Take time to meditate on the events of that night.

Then Jesus came with them to a place called Gethsemane, and said to His disciples, “Sit here while I go over there and pray.” And He took with Him Peter and the two sons of Zebedee, and began to be grieved and distressed. Then He said to them, “My soul is deeply grieved, to the point of death; remain here and keep watch with Me.” And He went a little beyond them, and fell on His face and prayed, saying, “My Father, if it is possible, let this cup pass from Me; yet not as I will, but as You will.”

And He came to the disciples and found them sleeping, and said to Peter, “So, you men could not keep watch with Me for one hour? “Keep watching and praying that you may not enter into temptation; the spirit is willing, but the flesh is weak.” He went away again a second time and prayed, saying, “My Father, if this cannot pass away unless I drink it, Your will be done.” Again He came and found them sleeping, for their eyes were heavy. And He left them again, and went away and prayed a third time, saying the same thing once more.

Then He came to the disciples and said to them, “Are you still sleeping and resting? Behold, the hour is at hand and the Son of Man is being betrayed into the hands of sinners.  “Get up, let us be going; behold, the one who betrays Me is at hand!” (Matthew 26:36-46 NASu)

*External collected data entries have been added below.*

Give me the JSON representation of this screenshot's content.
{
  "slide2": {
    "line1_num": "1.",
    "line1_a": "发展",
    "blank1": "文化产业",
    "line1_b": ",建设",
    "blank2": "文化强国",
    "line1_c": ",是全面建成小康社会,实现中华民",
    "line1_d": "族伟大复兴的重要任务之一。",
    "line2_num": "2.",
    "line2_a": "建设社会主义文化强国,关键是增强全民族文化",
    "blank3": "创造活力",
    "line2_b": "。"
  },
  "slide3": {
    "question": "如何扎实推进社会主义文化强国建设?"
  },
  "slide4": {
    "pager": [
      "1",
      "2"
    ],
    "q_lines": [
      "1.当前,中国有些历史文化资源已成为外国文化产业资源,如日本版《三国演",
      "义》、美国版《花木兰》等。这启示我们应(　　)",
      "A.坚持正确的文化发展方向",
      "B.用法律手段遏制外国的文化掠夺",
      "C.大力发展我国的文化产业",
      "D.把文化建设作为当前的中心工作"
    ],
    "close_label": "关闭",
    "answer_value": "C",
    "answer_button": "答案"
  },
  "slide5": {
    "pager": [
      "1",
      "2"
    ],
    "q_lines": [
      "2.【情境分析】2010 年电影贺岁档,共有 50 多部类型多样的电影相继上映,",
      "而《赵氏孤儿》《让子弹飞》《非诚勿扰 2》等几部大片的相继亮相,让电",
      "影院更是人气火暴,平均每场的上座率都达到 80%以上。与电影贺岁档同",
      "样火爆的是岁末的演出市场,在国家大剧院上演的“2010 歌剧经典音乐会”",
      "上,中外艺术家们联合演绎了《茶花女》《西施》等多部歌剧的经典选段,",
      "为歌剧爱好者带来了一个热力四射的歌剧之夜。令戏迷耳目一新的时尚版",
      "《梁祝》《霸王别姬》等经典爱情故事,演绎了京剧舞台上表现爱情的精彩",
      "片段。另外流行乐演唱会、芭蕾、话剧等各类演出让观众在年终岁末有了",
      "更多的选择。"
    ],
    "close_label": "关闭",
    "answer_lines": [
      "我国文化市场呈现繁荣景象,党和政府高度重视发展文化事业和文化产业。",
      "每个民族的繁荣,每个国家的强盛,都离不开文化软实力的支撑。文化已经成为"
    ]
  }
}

The Way of the Cross – Via Dolorosa

Numerous events from the last day prior to the crucifixion of Jesus are recorded in the New Testament (Matthew 26-27; Mark 14-15; Luke 22-23; John 18-19). As early as Byzantine times Christians began to follow the final steps of Jesus on specified days. Over the centuries many changes were made in the route and the stops. The traditional Via Dolorosa, as known today, was fixed in the 18th century.

Jerome Murphy-O’Connor says,

The Via Dolorosa is defined by faith, not by history. (The Holy Land, 5th edition, 37)

He continues,

The present Way of the Cross has little chance of corresponding to hsitorical reality… (38)

According to tradition, the third station of the cross is where Jesus falls the first time under His cross. It sounds reasonable, but the Gospels make no specific mention of this.

Roman period street near 3rd station of the cross. Photo by F. Jenkins.

Roman period street near 3rd station of the cross. Photo by F. Jenkins.

This photo shows the street in front of the third station. The plaque in Hebrew, Arabic and English provides the following information about the street.

Paving stones, apparently from the Second Temple Period (ca. 100 B.C.C. – 100 C.E.). The street was found in its entirety 3 meters below the existing level and was partially restored by the Municipality of Jerusalem … 1980-1981.

This means that the street Jesus might have walked is at least 10 feet below the present street level.